2. That the government establish an "Afrikaner Council", as an advisory board to the government. "Representation in parliament, where numerical power is all that mattered, was not seen as a democratic system for minorities."
3. That the government create legislation enacting the other two points. Draft legislation for the Afrikaner Council was provided.

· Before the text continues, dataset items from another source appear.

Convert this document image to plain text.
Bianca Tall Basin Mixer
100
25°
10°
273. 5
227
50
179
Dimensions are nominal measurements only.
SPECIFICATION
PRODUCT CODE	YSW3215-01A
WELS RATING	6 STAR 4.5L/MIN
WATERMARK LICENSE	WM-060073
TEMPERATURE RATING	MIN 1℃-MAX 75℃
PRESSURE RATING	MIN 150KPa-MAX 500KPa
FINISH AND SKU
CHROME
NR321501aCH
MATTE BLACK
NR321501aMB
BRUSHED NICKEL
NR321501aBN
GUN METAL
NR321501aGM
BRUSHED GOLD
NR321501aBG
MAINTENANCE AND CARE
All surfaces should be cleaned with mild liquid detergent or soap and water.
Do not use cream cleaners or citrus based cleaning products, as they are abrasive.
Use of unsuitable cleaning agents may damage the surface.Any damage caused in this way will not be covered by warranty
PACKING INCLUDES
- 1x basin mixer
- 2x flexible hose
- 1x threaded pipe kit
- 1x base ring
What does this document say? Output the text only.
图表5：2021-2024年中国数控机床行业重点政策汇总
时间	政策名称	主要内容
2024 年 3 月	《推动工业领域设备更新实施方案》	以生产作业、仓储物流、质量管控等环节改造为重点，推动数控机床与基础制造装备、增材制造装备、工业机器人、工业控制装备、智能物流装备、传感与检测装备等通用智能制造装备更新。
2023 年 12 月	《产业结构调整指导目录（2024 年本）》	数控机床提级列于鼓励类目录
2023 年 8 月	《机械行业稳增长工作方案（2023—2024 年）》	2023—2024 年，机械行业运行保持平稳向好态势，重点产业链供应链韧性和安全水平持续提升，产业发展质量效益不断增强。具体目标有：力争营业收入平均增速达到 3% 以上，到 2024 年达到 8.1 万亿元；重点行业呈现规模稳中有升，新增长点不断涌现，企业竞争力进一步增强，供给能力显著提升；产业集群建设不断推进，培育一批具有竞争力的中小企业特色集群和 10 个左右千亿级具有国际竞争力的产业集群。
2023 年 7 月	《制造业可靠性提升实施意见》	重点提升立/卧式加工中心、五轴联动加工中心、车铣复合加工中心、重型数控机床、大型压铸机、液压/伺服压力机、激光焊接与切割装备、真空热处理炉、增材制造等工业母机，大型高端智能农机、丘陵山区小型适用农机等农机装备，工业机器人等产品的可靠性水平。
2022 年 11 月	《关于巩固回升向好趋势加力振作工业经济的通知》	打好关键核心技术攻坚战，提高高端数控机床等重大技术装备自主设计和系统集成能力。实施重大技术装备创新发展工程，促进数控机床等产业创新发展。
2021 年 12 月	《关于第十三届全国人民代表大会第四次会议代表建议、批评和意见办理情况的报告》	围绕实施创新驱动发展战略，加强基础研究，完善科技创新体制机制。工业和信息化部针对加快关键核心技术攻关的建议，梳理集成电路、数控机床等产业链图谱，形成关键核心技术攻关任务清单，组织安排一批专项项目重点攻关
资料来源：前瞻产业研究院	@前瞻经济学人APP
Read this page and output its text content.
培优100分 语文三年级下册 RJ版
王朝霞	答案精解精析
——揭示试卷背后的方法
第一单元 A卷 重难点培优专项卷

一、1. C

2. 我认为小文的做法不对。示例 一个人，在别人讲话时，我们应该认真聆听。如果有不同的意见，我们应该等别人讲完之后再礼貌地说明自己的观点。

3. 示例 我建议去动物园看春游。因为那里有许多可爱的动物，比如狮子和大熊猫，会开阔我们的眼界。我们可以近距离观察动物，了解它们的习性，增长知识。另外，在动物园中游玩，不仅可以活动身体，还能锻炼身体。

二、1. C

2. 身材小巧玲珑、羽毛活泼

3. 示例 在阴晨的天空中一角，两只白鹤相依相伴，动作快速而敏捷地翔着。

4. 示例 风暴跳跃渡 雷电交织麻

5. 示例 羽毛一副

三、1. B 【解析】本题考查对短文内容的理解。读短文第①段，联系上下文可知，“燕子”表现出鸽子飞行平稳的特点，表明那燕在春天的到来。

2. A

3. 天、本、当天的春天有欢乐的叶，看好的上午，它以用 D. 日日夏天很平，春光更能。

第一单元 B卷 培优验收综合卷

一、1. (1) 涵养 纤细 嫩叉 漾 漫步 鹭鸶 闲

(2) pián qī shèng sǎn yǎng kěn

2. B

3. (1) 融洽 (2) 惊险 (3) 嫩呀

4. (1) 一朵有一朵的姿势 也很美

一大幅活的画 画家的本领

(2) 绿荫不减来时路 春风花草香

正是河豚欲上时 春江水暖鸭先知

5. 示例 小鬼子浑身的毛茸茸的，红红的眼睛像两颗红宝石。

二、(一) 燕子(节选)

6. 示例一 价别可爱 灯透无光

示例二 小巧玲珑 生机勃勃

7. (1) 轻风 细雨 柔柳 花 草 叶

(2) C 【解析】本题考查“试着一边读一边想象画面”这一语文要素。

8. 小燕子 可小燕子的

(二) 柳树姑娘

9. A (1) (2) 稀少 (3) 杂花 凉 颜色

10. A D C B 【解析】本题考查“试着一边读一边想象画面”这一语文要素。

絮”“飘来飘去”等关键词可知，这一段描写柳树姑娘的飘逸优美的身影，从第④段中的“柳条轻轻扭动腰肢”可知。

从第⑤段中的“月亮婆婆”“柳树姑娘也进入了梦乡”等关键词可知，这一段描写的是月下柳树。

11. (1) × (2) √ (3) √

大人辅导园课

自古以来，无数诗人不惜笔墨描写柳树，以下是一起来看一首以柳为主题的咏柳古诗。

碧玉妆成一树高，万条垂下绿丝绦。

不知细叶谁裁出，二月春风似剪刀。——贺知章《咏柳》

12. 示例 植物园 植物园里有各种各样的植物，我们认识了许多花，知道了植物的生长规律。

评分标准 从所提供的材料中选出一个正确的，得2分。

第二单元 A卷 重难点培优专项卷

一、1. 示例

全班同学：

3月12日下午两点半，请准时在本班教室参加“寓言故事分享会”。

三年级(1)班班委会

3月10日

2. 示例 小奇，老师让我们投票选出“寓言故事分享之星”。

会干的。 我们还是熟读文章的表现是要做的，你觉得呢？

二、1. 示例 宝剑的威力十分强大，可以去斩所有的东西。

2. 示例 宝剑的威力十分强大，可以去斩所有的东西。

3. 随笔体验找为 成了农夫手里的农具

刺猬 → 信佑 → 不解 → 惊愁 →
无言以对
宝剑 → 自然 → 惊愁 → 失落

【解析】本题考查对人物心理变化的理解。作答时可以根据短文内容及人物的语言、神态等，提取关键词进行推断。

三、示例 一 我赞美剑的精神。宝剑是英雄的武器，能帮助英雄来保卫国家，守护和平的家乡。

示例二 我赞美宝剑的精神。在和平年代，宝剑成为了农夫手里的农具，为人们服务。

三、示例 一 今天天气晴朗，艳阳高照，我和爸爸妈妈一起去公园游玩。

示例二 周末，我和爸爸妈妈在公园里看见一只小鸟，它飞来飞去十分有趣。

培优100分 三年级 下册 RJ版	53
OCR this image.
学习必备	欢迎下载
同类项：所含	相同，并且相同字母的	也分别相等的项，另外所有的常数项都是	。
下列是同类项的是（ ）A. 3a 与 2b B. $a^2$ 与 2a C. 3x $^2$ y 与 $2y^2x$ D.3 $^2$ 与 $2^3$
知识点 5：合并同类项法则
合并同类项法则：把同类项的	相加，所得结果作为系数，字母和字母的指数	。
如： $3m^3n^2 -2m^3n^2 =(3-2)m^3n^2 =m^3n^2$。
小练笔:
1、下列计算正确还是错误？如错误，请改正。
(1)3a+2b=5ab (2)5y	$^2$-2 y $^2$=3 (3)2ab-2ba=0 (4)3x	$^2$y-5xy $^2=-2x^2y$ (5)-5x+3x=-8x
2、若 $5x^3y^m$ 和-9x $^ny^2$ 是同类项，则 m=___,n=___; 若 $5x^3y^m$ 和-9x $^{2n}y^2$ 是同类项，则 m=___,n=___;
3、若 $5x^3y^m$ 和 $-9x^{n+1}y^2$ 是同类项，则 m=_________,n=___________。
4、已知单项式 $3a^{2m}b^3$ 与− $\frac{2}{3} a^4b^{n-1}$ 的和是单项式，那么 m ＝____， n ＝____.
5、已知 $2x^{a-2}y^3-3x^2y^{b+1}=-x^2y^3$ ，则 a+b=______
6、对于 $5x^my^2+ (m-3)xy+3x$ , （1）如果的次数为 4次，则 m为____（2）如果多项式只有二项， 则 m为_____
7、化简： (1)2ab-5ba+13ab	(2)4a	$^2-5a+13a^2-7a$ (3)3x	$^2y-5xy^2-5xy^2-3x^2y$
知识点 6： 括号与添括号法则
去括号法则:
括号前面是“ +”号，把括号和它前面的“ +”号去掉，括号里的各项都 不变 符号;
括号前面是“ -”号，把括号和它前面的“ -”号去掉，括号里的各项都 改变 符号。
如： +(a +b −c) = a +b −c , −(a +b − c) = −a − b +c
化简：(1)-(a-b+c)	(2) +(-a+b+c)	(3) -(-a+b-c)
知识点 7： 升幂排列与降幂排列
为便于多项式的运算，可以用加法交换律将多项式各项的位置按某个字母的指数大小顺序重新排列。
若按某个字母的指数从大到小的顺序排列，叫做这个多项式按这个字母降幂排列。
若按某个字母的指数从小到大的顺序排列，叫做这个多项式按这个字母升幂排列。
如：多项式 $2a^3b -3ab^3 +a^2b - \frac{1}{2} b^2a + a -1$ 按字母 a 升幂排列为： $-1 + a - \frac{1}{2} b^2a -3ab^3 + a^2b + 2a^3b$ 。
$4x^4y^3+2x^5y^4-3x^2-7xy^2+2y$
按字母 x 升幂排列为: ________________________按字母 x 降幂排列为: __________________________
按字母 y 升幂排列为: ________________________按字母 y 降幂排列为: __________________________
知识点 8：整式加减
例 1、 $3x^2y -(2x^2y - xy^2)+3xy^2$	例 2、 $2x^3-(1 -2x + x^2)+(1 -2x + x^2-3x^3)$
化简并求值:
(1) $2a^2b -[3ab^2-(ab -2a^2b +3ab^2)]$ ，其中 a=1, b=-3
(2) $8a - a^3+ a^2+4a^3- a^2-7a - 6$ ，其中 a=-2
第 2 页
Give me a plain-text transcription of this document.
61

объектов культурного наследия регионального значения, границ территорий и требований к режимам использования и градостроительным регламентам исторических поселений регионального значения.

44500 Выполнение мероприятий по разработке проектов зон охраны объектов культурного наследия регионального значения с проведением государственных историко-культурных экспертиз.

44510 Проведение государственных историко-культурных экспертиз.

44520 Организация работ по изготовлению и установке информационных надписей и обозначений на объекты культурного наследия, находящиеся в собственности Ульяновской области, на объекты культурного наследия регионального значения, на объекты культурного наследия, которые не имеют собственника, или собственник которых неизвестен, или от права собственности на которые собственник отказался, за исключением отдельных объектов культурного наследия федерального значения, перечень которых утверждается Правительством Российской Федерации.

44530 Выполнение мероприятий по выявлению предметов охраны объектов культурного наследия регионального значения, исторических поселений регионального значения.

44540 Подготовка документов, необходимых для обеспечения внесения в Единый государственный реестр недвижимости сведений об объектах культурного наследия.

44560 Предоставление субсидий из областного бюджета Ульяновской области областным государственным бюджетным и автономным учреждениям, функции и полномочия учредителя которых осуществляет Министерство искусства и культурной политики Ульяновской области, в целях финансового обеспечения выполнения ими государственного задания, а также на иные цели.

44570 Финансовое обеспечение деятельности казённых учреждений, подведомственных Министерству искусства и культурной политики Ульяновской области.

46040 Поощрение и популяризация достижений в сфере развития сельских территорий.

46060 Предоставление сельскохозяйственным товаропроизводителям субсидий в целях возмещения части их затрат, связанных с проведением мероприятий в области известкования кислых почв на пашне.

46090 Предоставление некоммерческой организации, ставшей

The provisions in the constitution allowing for formation of the council were removed in 2001, by the Repeal of Volkstaat Council Provisions Act, in accordance with the original act.

==Aftermath==
Johann Wingard, chair of the council, expressed the view in 2005 that he doubted if any government official ever opened any of the reports to read them. Additionally, he stated that only a "civil war" would ever enable Afrikaners to gain independence in any part of South Africa. The opposite is suggested, however, by the fact that then deputy president, Thabo Mbeki, and then Minister of Home Affairs, Dr Mangosuthu Buthelezi, quoted figures from Volkstaat Council reports in a report to parliament in 1999. Nelson Mandela, the president at the time, specially requested that the delivery of the report be delayed until he could attend its presentation personally.

Subsequent to the disbanding of the Volkstaat Council, the Commission for the Promotion and Protection of the Rights of Cultural, Religious and Linguistic Communities was established in 2003. This committee is charged with the protection of the rights to cultural identity of all self-identifying groups in South Africa, including Afrikaners. The committee includes an Afrikaner, JCH Landman, who is also a member of the Afrikaner Alliance. The reports from the Volkstaat Council were to be handed over to this committee.

The ANC government formalised their stance on the issue in 1998-1999, when they declared that they would not support a Volkstaat, but would do everything they could to ensure the protection of the Afrikaner language and culture, along with the other minority cultures in the country.